Selectivity and activity trends of single-phase copper-tin foam electrocatalysts in CO2 electroreduction reaction

Abstract

The quest for active, selective, and stable electrocatalysts to convert CO₂ into valuable products like carbon monoxide and formate has garnered significant attention in recent years, driven by both fundamental research and practical applications. Recent findings on copper-tin electrocatalysts reveal an intriguing shift in selectivity of CO₂ reduction − from producing CO at low Sn concentrations to generating formate with nearly unity selectivity when the Sn content is increased. This shift raises important questions about the factors influencing the dramatic changes in CO₂ reduction product distribution as the Cu-Sn material composition varies. However, existing experimental data primarily derive from multiphase Cu-Sn materials, which typically undergo phase changes under CO₂ reduction conditions, which introduces interpretation uncertainties.
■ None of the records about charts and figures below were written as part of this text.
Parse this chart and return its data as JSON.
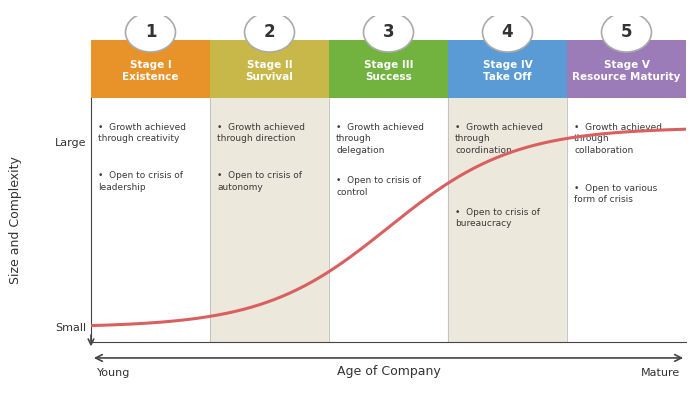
{
  "stages": [
    {
      "num": "1",
      "title": "Stage I\nExistence",
      "color": "#E8922A",
      "bullets": [
        "Growth achieved\nthrough creativity",
        "Open to crisis of\nleadership"
      ]
    },
    {
      "num": "2",
      "title": "Stage II\nSurvival",
      "color": "#C8B84A",
      "bullets": [
        "Growth achieved\nthrough direction",
        "Open to crisis of\nautonomy"
      ]
    },
    {
      "num": "3",
      "title": "Stage III\nSuccess",
      "color": "#72B340",
      "bullets": [
        "Growth achieved\nthrough\ndelegation",
        "Open to crisis of\ncontrol"
      ]
    },
    {
      "num": "4",
      "title": "Stage IV\nTake Off",
      "color": "#5A9BD5",
      "bullets": [
        "Growth achieved\nthrough\ncoordination",
        "Open to crisis of\nbureaucracy"
      ]
    },
    {
      "num": "5",
      "title": "Stage V\nResource Maturity",
      "color": "#9B7BB8",
      "bullets": [
        "Growth achieved\nthrough\ncollaboration",
        "Open to various\nform of crisis"
      ]
    }
  ],
  "ylabel": "Size and Complexity",
  "xlabel": "Age of Company",
  "ytick_labels": [
    "Small",
    "Large"
  ],
  "xtick_labels": [
    "Young",
    "Mature"
  ],
  "bg_color": "#FFFFFF",
  "panel_bg_even": "#EDE8DC",
  "curve_color": "#D96060",
  "curve_linewidth": 2.2,
  "figsize": [
    7.0,
    3.93
  ],
  "dpi": 100
}
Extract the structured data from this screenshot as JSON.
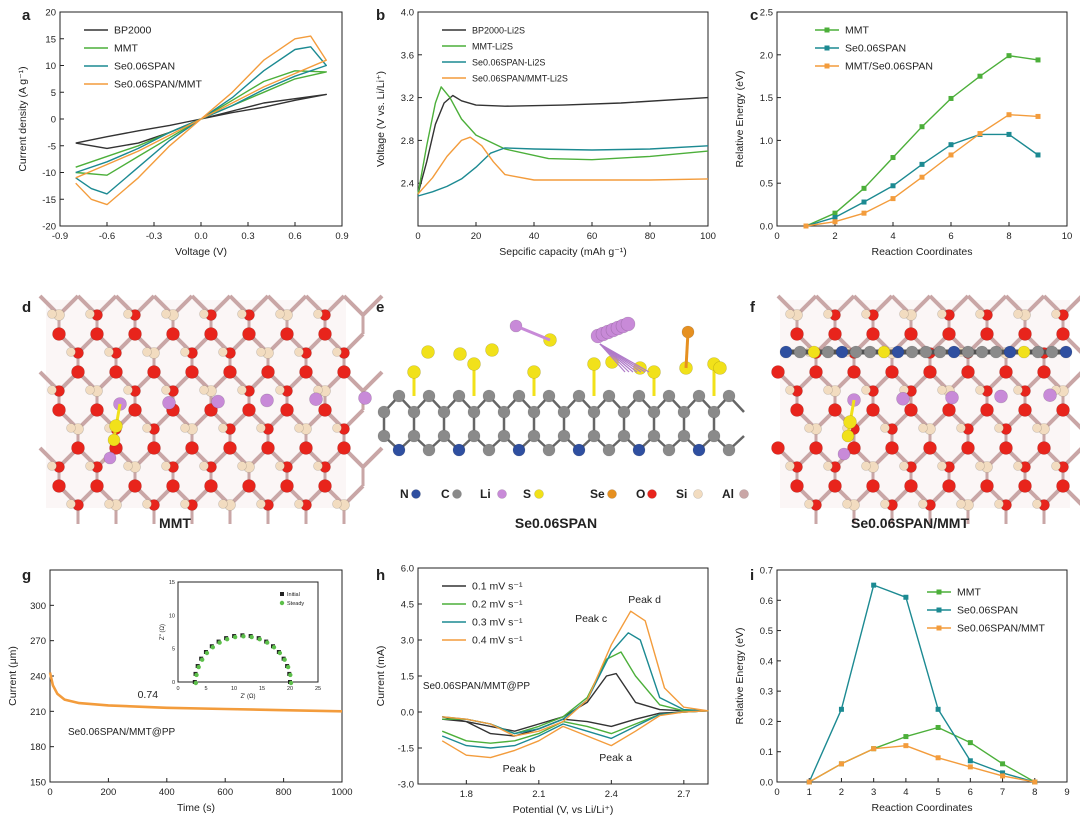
{
  "chart_data": [
    {
      "panel": "a",
      "type": "line",
      "xlabel": "Voltage (V)",
      "ylabel": "Current density (A g⁻¹)",
      "xlim": [
        -0.9,
        0.9
      ],
      "ylim": [
        -20,
        20
      ],
      "xticks": [
        "-0.9",
        "-0.6",
        "-0.3",
        "0.0",
        "0.3",
        "0.6",
        "0.9"
      ],
      "yticks": [
        "-20",
        "-15",
        "-10",
        "-5",
        "0",
        "5",
        "10",
        "15",
        "20"
      ],
      "legend_position": "top-left",
      "series": [
        {
          "name": "BP2000",
          "color": "#333333",
          "x": [
            -0.8,
            -0.6,
            -0.4,
            -0.2,
            0,
            0.2,
            0.4,
            0.6,
            0.8,
            0.6,
            0.4,
            0.2,
            0,
            -0.2,
            -0.4,
            -0.6,
            -0.8
          ],
          "y": [
            -4.5,
            -5.5,
            -4.5,
            -2.5,
            0,
            1.5,
            3,
            3.8,
            4.6,
            3.5,
            2.2,
            1.2,
            0,
            -1.2,
            -2.2,
            -3.3,
            -4.5
          ]
        },
        {
          "name": "MMT",
          "color": "#4caf3a",
          "x": [
            -0.8,
            -0.6,
            -0.4,
            -0.2,
            0,
            0.2,
            0.4,
            0.6,
            0.8,
            0.6,
            0.4,
            0.2,
            0,
            -0.2,
            -0.4,
            -0.6,
            -0.8
          ],
          "y": [
            -10,
            -10.5,
            -7,
            -3.5,
            0,
            3.5,
            7,
            9,
            8.8,
            7.5,
            5,
            2.5,
            0,
            -2.5,
            -5,
            -7,
            -9
          ]
        },
        {
          "name": "Se0.06SPAN",
          "color": "#1c8a92",
          "x": [
            -0.8,
            -0.7,
            -0.6,
            -0.4,
            -0.2,
            0,
            0.2,
            0.4,
            0.6,
            0.7,
            0.8,
            0.6,
            0.4,
            0.2,
            0,
            -0.2,
            -0.4,
            -0.6,
            -0.8
          ],
          "y": [
            -11,
            -13,
            -14,
            -9,
            -4,
            0,
            4,
            9,
            13,
            13.5,
            10,
            8,
            5.5,
            2.5,
            0,
            -2.5,
            -5.5,
            -8,
            -10
          ]
        },
        {
          "name": "Se0.06SPAN/MMT",
          "color": "#f39c3c",
          "x": [
            -0.8,
            -0.7,
            -0.6,
            -0.4,
            -0.2,
            0,
            0.2,
            0.4,
            0.6,
            0.7,
            0.8,
            0.6,
            0.4,
            0.2,
            0,
            -0.2,
            -0.4,
            -0.6,
            -0.8
          ],
          "y": [
            -12,
            -15,
            -16,
            -11,
            -5,
            0,
            5,
            11,
            15,
            15.5,
            11,
            8.5,
            6,
            3,
            0,
            -3,
            -6,
            -8.5,
            -11
          ]
        }
      ]
    },
    {
      "panel": "b",
      "type": "line",
      "xlabel": "Sepcific capacity (mAh g⁻¹)",
      "ylabel": "Voltage (V vs. Li/Li⁺)",
      "xlim": [
        0,
        100
      ],
      "ylim": [
        2.0,
        4.0
      ],
      "xticks": [
        "0",
        "20",
        "40",
        "60",
        "80",
        "100"
      ],
      "yticks": [
        "2.4",
        "2.8",
        "3.2",
        "3.6",
        "4.0"
      ],
      "legend_position": "top-left",
      "series": [
        {
          "name": "BP2000-Li2S",
          "color": "#333333",
          "x": [
            0,
            3,
            6,
            9,
            12,
            15,
            20,
            30,
            50,
            70,
            100
          ],
          "y": [
            2.3,
            2.6,
            2.95,
            3.15,
            3.22,
            3.17,
            3.13,
            3.12,
            3.13,
            3.15,
            3.2
          ]
        },
        {
          "name": "MMT-Li2S",
          "color": "#4caf3a",
          "x": [
            0,
            3,
            6,
            8,
            11,
            15,
            20,
            30,
            45,
            60,
            80,
            100
          ],
          "y": [
            2.3,
            2.75,
            3.15,
            3.3,
            3.2,
            3.0,
            2.85,
            2.72,
            2.63,
            2.62,
            2.65,
            2.7
          ]
        },
        {
          "name": "Se0.06SPAN-Li2S",
          "color": "#1c8a92",
          "x": [
            0,
            5,
            10,
            15,
            20,
            25,
            30,
            40,
            60,
            80,
            100
          ],
          "y": [
            2.28,
            2.32,
            2.37,
            2.44,
            2.55,
            2.68,
            2.73,
            2.72,
            2.71,
            2.72,
            2.75
          ]
        },
        {
          "name": "Se0.06SPAN/MMT-Li2S",
          "color": "#f39c3c",
          "x": [
            0,
            5,
            10,
            15,
            18,
            22,
            26,
            30,
            40,
            60,
            80,
            100
          ],
          "y": [
            2.3,
            2.45,
            2.65,
            2.8,
            2.83,
            2.75,
            2.6,
            2.48,
            2.43,
            2.43,
            2.43,
            2.44
          ]
        }
      ]
    },
    {
      "panel": "c",
      "type": "line",
      "xlabel": "Reaction Coordinates",
      "ylabel": "Relative Energy (eV)",
      "xlim": [
        0,
        10
      ],
      "ylim": [
        0,
        2.5
      ],
      "xticks": [
        "0",
        "2",
        "4",
        "6",
        "8",
        "10"
      ],
      "yticks": [
        "0.0",
        "0.5",
        "1.0",
        "1.5",
        "2.0",
        "2.5"
      ],
      "legend_position": "top-left",
      "series": [
        {
          "name": "MMT",
          "color": "#4caf3a",
          "x": [
            1,
            2,
            3,
            4,
            5,
            6,
            7,
            8,
            9
          ],
          "y": [
            0,
            0.15,
            0.44,
            0.8,
            1.16,
            1.49,
            1.75,
            1.99,
            1.94
          ]
        },
        {
          "name": "Se0.06SPAN",
          "color": "#1c8a92",
          "x": [
            1,
            2,
            3,
            4,
            5,
            6,
            7,
            8,
            9
          ],
          "y": [
            0,
            0.1,
            0.28,
            0.47,
            0.72,
            0.95,
            1.07,
            1.07,
            0.83
          ]
        },
        {
          "name": "MMT/Se0.06SPAN",
          "color": "#f39c3c",
          "x": [
            1,
            2,
            3,
            4,
            5,
            6,
            7,
            8,
            9
          ],
          "y": [
            0,
            0.05,
            0.15,
            0.32,
            0.57,
            0.83,
            1.08,
            1.3,
            1.28
          ]
        }
      ]
    },
    {
      "panel": "g",
      "type": "line",
      "xlabel": "Time (s)",
      "ylabel": "Current (μm)",
      "xlim": [
        0,
        1000
      ],
      "ylim": [
        150,
        330
      ],
      "xticks": [
        "0",
        "200",
        "400",
        "600",
        "800",
        "1000"
      ],
      "yticks": [
        "150",
        "180",
        "210",
        "240",
        "270",
        "300"
      ],
      "annotations": [
        "0.74",
        "Se0.06SPAN/MMT@PP"
      ],
      "series": [
        {
          "name": "",
          "color": "#f39c3c",
          "x": [
            0,
            10,
            25,
            50,
            100,
            200,
            400,
            600,
            800,
            1000
          ],
          "y": [
            243,
            232,
            225,
            220,
            217,
            215,
            213,
            212,
            211,
            210
          ]
        }
      ],
      "inset": {
        "xlabel": "Z' (Ω)",
        "ylabel": "Z'' (Ω)",
        "xticks": [
          "0",
          "5",
          "10",
          "15",
          "20",
          "25"
        ],
        "yticks": [
          "0",
          "5",
          "10",
          "15"
        ],
        "legend": [
          "Initial",
          "Steady"
        ]
      }
    },
    {
      "panel": "h",
      "type": "line",
      "xlabel": "Potential (V, vs Li/Li⁺)",
      "ylabel": "Current (mA)",
      "xlim": [
        1.6,
        2.8
      ],
      "ylim": [
        -3.0,
        6.0
      ],
      "xticks": [
        "1.8",
        "2.1",
        "2.4",
        "2.7"
      ],
      "yticks": [
        "-3.0",
        "-1.5",
        "0.0",
        "1.5",
        "3.0",
        "4.5",
        "6.0"
      ],
      "annotations": [
        "Peak c",
        "Peak d",
        "Peak a",
        "Peak b",
        "Se0.06SPAN/MMT@PP"
      ],
      "legend_position": "top-left",
      "series": [
        {
          "name": "0.1 mV s⁻¹",
          "color": "#333333",
          "x": [
            1.7,
            1.8,
            1.9,
            2.0,
            2.1,
            2.2,
            2.3,
            2.38,
            2.42,
            2.5,
            2.6,
            2.7,
            2.8,
            2.7,
            2.6,
            2.5,
            2.4,
            2.3,
            2.2,
            2.1,
            2.0,
            1.9,
            1.8,
            1.7
          ],
          "y": [
            -0.3,
            -0.4,
            -0.6,
            -0.8,
            -0.5,
            -0.2,
            0.4,
            1.5,
            1.6,
            0.4,
            0.1,
            0.05,
            0.05,
            0,
            -0.05,
            -0.3,
            -0.6,
            -0.4,
            -0.3,
            -0.7,
            -1.0,
            -0.9,
            -0.4,
            -0.2
          ]
        },
        {
          "name": "0.2 mV s⁻¹",
          "color": "#4caf3a",
          "x": [
            1.7,
            1.8,
            1.9,
            2.0,
            2.1,
            2.2,
            2.3,
            2.38,
            2.44,
            2.5,
            2.6,
            2.7,
            2.8,
            2.7,
            2.6,
            2.5,
            2.4,
            2.3,
            2.2,
            2.1,
            2.0,
            1.9,
            1.8,
            1.7
          ],
          "y": [
            -0.3,
            -0.3,
            -0.5,
            -0.9,
            -0.6,
            -0.2,
            0.6,
            2.2,
            2.5,
            1.5,
            0.3,
            0.05,
            0.05,
            0,
            -0.1,
            -0.5,
            -0.9,
            -0.6,
            -0.4,
            -0.9,
            -1.2,
            -1.3,
            -1.2,
            -0.8
          ]
        },
        {
          "name": "0.3 mV s⁻¹",
          "color": "#1c8a92",
          "x": [
            1.7,
            1.8,
            1.9,
            2.0,
            2.1,
            2.2,
            2.3,
            2.4,
            2.47,
            2.52,
            2.6,
            2.7,
            2.8,
            2.7,
            2.6,
            2.5,
            2.4,
            2.3,
            2.2,
            2.1,
            2.0,
            1.9,
            1.8,
            1.7
          ],
          "y": [
            -0.2,
            -0.3,
            -0.5,
            -0.9,
            -0.7,
            -0.3,
            0.5,
            2.5,
            3.3,
            3.0,
            0.6,
            0.1,
            0.05,
            0,
            -0.1,
            -0.6,
            -1.1,
            -0.8,
            -0.5,
            -1.0,
            -1.4,
            -1.5,
            -1.4,
            -1.0
          ]
        },
        {
          "name": "0.4 mV s⁻¹",
          "color": "#f39c3c",
          "x": [
            1.7,
            1.8,
            1.9,
            2.0,
            2.1,
            2.2,
            2.3,
            2.4,
            2.48,
            2.54,
            2.62,
            2.7,
            2.8,
            2.7,
            2.6,
            2.5,
            2.4,
            2.3,
            2.2,
            2.1,
            2.0,
            1.9,
            1.8,
            1.7
          ],
          "y": [
            -0.2,
            -0.3,
            -0.5,
            -1.0,
            -0.8,
            -0.4,
            0.5,
            2.8,
            4.2,
            3.8,
            1.0,
            0.2,
            0.05,
            0,
            -0.15,
            -0.8,
            -1.4,
            -1.0,
            -0.6,
            -1.2,
            -1.6,
            -1.9,
            -1.8,
            -1.2
          ]
        }
      ]
    },
    {
      "panel": "i",
      "type": "line",
      "xlabel": "Reaction Coordinates",
      "ylabel": "Relative Energy (eV)",
      "xlim": [
        0,
        9
      ],
      "ylim": [
        0,
        0.7
      ],
      "xticks": [
        "0",
        "1",
        "2",
        "3",
        "4",
        "5",
        "6",
        "7",
        "8",
        "9"
      ],
      "yticks": [
        "0.0",
        "0.1",
        "0.2",
        "0.3",
        "0.4",
        "0.5",
        "0.6",
        "0.7"
      ],
      "legend_position": "top-right",
      "series": [
        {
          "name": "MMT",
          "color": "#4caf3a",
          "x": [
            1,
            2,
            3,
            4,
            5,
            6,
            7,
            8
          ],
          "y": [
            0,
            0.06,
            0.11,
            0.15,
            0.18,
            0.13,
            0.06,
            0
          ]
        },
        {
          "name": "Se0.06SPAN",
          "color": "#1c8a92",
          "x": [
            1,
            2,
            3,
            4,
            5,
            6,
            7,
            8
          ],
          "y": [
            0,
            0.24,
            0.65,
            0.61,
            0.24,
            0.07,
            0.03,
            0
          ]
        },
        {
          "name": "Se0.06SPAN/MMT",
          "color": "#f39c3c",
          "x": [
            1,
            2,
            3,
            4,
            5,
            6,
            7,
            8
          ],
          "y": [
            0,
            0.06,
            0.11,
            0.12,
            0.08,
            0.05,
            0.02,
            0
          ]
        }
      ]
    }
  ],
  "structures": {
    "d": {
      "caption": "MMT"
    },
    "e": {
      "caption": "Se0.06SPAN",
      "legend": [
        "N",
        "C",
        "Li",
        "S",
        "Se",
        "O",
        "Si",
        "Al"
      ]
    },
    "f": {
      "caption": "Se0.06SPAN/MMT"
    }
  },
  "panel_letters": [
    "a",
    "b",
    "c",
    "d",
    "e",
    "f",
    "g",
    "h",
    "i"
  ],
  "colors": {
    "oxygen": "#e8241c",
    "silicon": "#f2dcc0",
    "aluminum": "#c9a6a6",
    "lithium": "#c88ad8",
    "sulfur": "#f1e11a",
    "carbon": "#8a8a8a",
    "nitrogen": "#2f4fa0",
    "selenium": "#e69020"
  }
}
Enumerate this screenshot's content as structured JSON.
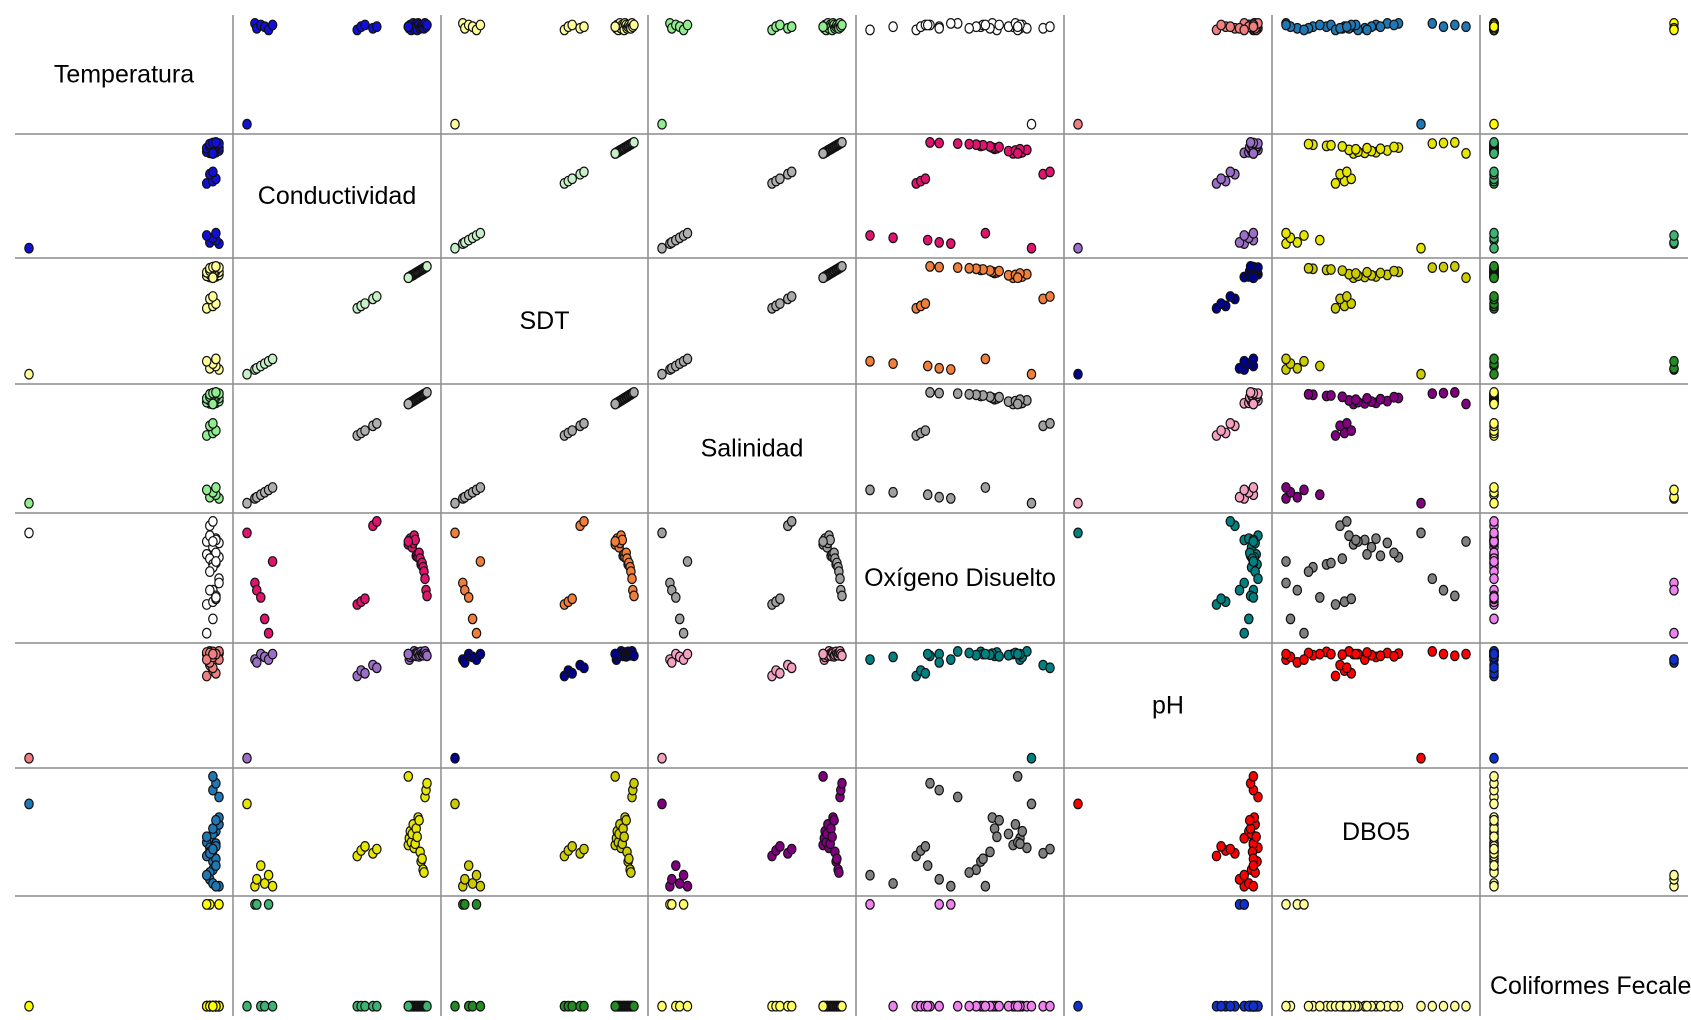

In this study, we developed stable single-phase Cu-Sn materials, specifically a tin solid solution in Cu with the composition of Cu₉₇Sn₃ and the intermetallic Cu₆Sn₅, which were fabricated as dispersed foams to facilitate kinetic measurements. Our findings indicate that the high activity and selectivity of the Cu-Sn solid solution in the CO₂-to-CO conversion process are likely due to more favorable kinetics for the formation of the *COOH intermediate, and not due to easier carbon monoxide desorption, as was previously suggested. In contrast, the formate production kinetics for the HCOO-selective Cu₆Sn₅ phase are significantly inhibited compared to pure copper. We hope our results will motivate further investigation into the nature of the active sites in Cu-Sn electrocatalysts, providing a deeper mechanistic understanding of the observed selectivity/activity trends.